On a pas résisté à Big Ben by night, bien sûr. Y'a rien à dire, regarder l'oeil de Londres illuminé, avec la Tamise qui coule sous nos pieds, y'a rien de plus romantique.

Se taper tout Oxford Street ainsi que Piccadilly alors qu'on a déjà deux bonnes journées de marche dans les rotules, c'était pas la meilleure idée qui soit. Qu'à cela ne tienne, je me suis réconfortée avec trois paires de chaussures, des fringues, et quelques babioles. Et un KFC bien épicé par-dessus le marché, y'a rien de mieux pour me remettre d'aplomb.
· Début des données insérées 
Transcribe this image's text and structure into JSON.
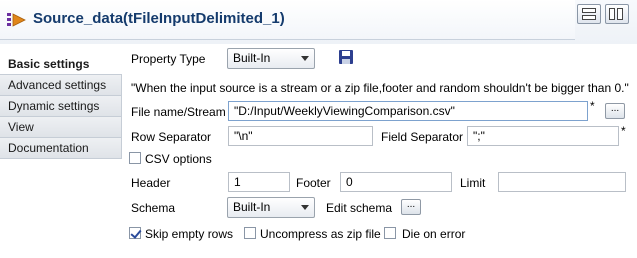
{
  "header": {
    "title": "Source_data(tFileInputDelimited_1)"
  },
  "sidebar": {
    "items": [
      {
        "label": "Basic settings"
      },
      {
        "label": "Advanced settings"
      },
      {
        "label": "Dynamic settings"
      },
      {
        "label": "View"
      },
      {
        "label": "Documentation"
      }
    ]
  },
  "form": {
    "property_type_label": "Property Type",
    "property_type_value": "Built-In",
    "notice": "\"When the input source is a stream or a zip file,footer and random shouldn't be bigger than 0.\"",
    "file_name_label": "File name/Stream",
    "file_name_value": "\"D:/Input/WeeklyViewingComparison.csv\"",
    "row_separator_label": "Row Separator",
    "row_separator_value": "\"\\n\"",
    "field_separator_label": "Field Separator",
    "field_separator_value": "\";\"",
    "required_mark": "*",
    "csv_options_label": "CSV options",
    "csv_options_checked": false,
    "header_label": "Header",
    "header_value": "1",
    "footer_label": "Footer",
    "footer_value": "0",
    "limit_label": "Limit",
    "limit_value": "",
    "schema_label": "Schema",
    "schema_value": "Built-In",
    "edit_schema_label": "Edit schema",
    "browse_label": "...",
    "skip_empty_rows_label": "Skip empty rows",
    "skip_empty_rows_checked": true,
    "uncompress_label": "Uncompress as zip file",
    "uncompress_checked": false,
    "die_on_error_label": "Die on error",
    "die_on_error_checked": false
  },
  "icons": {
    "component": "component-icon",
    "save": "save-icon",
    "view_modes": [
      "single-view-icon",
      "split-view-icon"
    ]
  }
}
Un rien éreintés, on a fait le dernier jour plutôt soft. Le marché de Portobello, surtout pour admirer les façades et les portes colorées, Soho et sa petite église, au pied de laquelle on a regardé passer les nuages et finalement Hyde Park, dont on ne voit pas le bout, et dans lequel on a passé quelques heures, à ne rien faire, simplement.